Ryan, Plymouth Fury'sini sevgiyle anarken, "Uzun süredir acı çeken karımı pis bir fahişeyle aldatıyormuşum gibi hissediyorum," dedi. "Pişmanlıklarla doluyum! Pişmanlıklar ve ıstırap!"

Atom Kedi ön koltuktan, "Kapa çeneni ve sürmeye devam et," dedi, Plüton'dan bir iz var mı diye sürekli dikiz aynasına bakarak. İkili şehrin banliyölerine ulaşmıştı ve yakında bir üst geçide yaklaşacaklardı.

Büyük beton sütunlar Yeni Roma'dan çıkan otoyolu bir köprü gibi yolun üzerine kaldırıyor ve şehrin en yoksul sakinlerinin yaşadığı barakaların üzerinde yükseliyordu. Dynamis otoyolu işlevsel tutmak için biraz çaba sarf etmiş olsa da, belli ki altına bakmamışlardı.

Yine de güneş batmaya başlamıştı ve Augusti'den henüz bir iz yoktu. Her şey yolunda giderse, ikili akşam karanlığında Amalfi Sahili yakınlarında Len ile buluşma noktasına ulaşacaktı.

"Hey, daha iyi bir araba almamızı engelleyen sendin!" Bu iğrenç arabayı gören Ryan hemen en yakındaki spor arabayı 'ödünç almaya' çalıştı ama hayır, Kitten buna izin vermeyecek kadar nazikti. "Söz konusu olan senin hayatın. En azından birinin."

"Artık senin de. Augustus bana yardım eden herkesi hedef alacak." Felix içini çekti. "Gevezelik ettiğim için özür dilerim Ryan. Yardımın için minnettarım."

"Bana aşık oldun mu?" diye kurye ona takıldı, tam o sırada telefonu çalmaya başladı. Şanslı Kız. "Çünkü tüm çabalarıma rağmen kız kardeşin aşık oldu."

"Araba kullanırken aramamalısın," dedi Atom Kedi huysuzca, Ryan trafik ışıklarına doğru giderken telefonu açtığında.

"Fortuna, sevgilim, bugün seni nasıl daha da mutlu edebilirim?"

"Ryan?" Yakışıklı kuryenin telefonda olmasına çok şaşırmış görünüyordu. "Nasıl olur, ben de Felix'i aramaya çalışıyordum!

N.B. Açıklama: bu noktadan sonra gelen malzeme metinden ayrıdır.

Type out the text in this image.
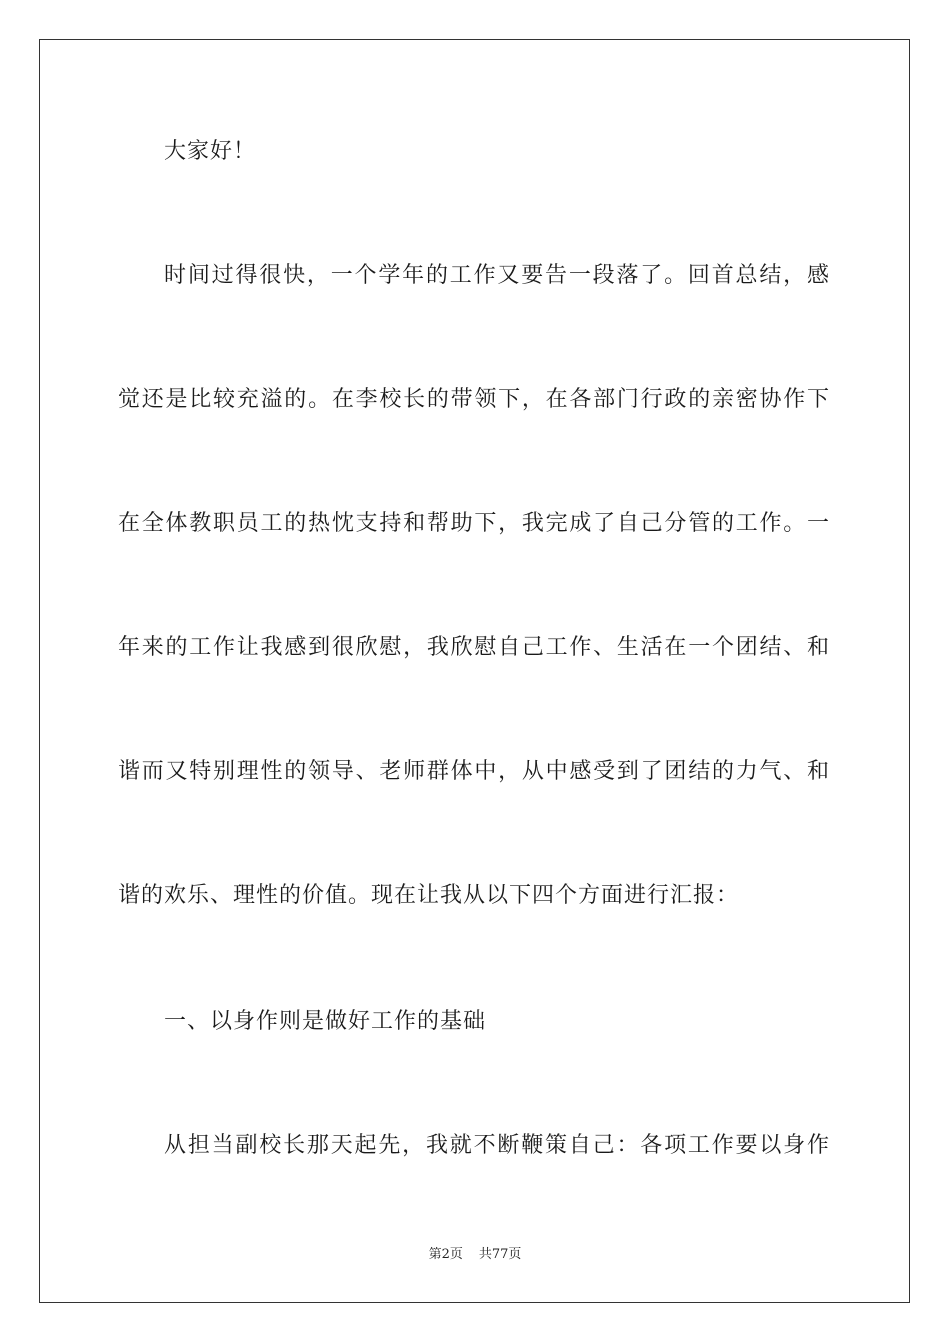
大家好！
时间过得很快，一个学年的工作又要告一段落了。回首总结，感
觉还是比较充溢的。在李校长的带领下，在各部门行政的亲密协作下
在全体教职员工的热忱支持和帮助下，我完成了自己分管的工作。一
年来的工作让我感到很欣慰，我欣慰自己工作、生活在一个团结、和
谐而又特别理性的领导、老师群体中，从中感受到了团结的力气、和
谐的欢乐、理性的价值。现在让我从以下四个方面进行汇报：
一、以身作则是做好工作的基础
从担当副校长那天起先，我就不断鞭策自己：各项工作要以身作
第2页 共77页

Benim gücüm asla yanılmaz!"

"Dileğin gerçek oldu," dedi Ryan, Felix kafasını manyak gibi sallarken, "hemen yanımda, korunmak için bana yalvarıyor."

"Öyle mi?" Kardeşi kuryeye ters ters bakarken Fortuna sordu. "Aman Ryan, sen gerçekten de mükemmel bir beyefendisin, ben daha düşünmeden isteklerimi tahmin ediyorsun! Şimdi telefonu ona ver!"

Ryan cep telefonunu ortağının tam kafasının önünde sallandırırken Felix, "İstemiyorum," dedi.

"Hadi ama, bebeklik yapma-"

Üzerlerindeki trafik lambası, onu yerden yukarıda tutan direkten ayrıldı ve Pandamobil'in üzerine düşme tehlikesi geçirdi.

Ryan gücünü etkinleştirdi, pencereden dışarı baktı ve zaman yeniden başladığında arabayı ustalıkla nesnenin yolundan çekti. Trafik lambası yere çakıldı ve parçalara ayrıldı. Menekşe Genom, telefonu Felix'in kulağına dayamadan önce, "Kamu hizmetine ne oldu?" diye sordu.

"Dur..." diye yakındı kahraman, ta ki Fortuna'nın diğer uçtan onu azarladığını duyana kadar. "Evet, Fortuna, ben hayattayım. Hayır, sana nerede olduğumu söyleyemem."

Ryan rahatlamaya çalıştı ama sağından bir arabanın geldiğini fark edince buna fırsat bulamadı. Kurye gelen manyaktan kaçmak için son anda direksiyonu kırmak zorunda kaldı. "Bu kasabadaki herkes deli gibi araba mı kullanıyor?" Ryan şikayet etti. Yeni Roma'nın trafiği onu ilk gününde iki kez öldürmüştü. "En azından ben zamanı durdurabiliyorum!"

Atom Kedi gerildi. "Bu bir kaza değildi," dedi telefonu iterek. "Hissedebiliyor musun? Soğuğu?"

Ne soğuğu?

"Bu o mu?" Ryan dikiz aynasına baktı ama olağanüstü bir şey fark etmedi. "Menzili ne kadar uzanıyor?"

"Bilmiyorum, ama eğer etkilerini hissedebiliyorsam, o zaman beni izleyebilir."

Lanet olsun. "Leydim," dedi kurye telefonu geri alırken, "sizi sonra arayacağım."

"Sakın bir daha yüzüme kapatayım deme Ryan-" Kurye telefonu Fortuna'nın yüzüne kapattı, telefonunu takım elbisesinin altına geri koydu ve otoyola doğru döndü.

Kısa süre sonra Pandamobile dev otoyola tırmandı ve Yeni Roma'yı tamamen terk etti. Sütunlarla yükseltilmiş devasa yol, şehrin etrafındaki yemyeşil kırsalı izliyordu. Şehir ormanının yerini ormanlar, köy yolları ve ıssız evler almıştı. Birkaç dizel araç dışında yol Ryan'a kalmıştı.

"Kitten, güçleriyle insanları takip edebileceğinden emin misin?" Ne de olsa Pluto, önceki döngüde karşılaşana kadar Ryan'ı işaretlediğini fark etmemişti.

"Evet," dedi Felix, dikiz aynasına tekrar tekrar bakarak. "Bir hedefi işaretleyip lanetini harekete geçirdiğinde, aralarında sempatik bir bağ oluşuyor. Ve kurbanına ne kadar yakın olursa gücü de o kadar artıyor. Yeteneği hakkında her şeyi bilmiyorum ama en azından bunu öğrendim."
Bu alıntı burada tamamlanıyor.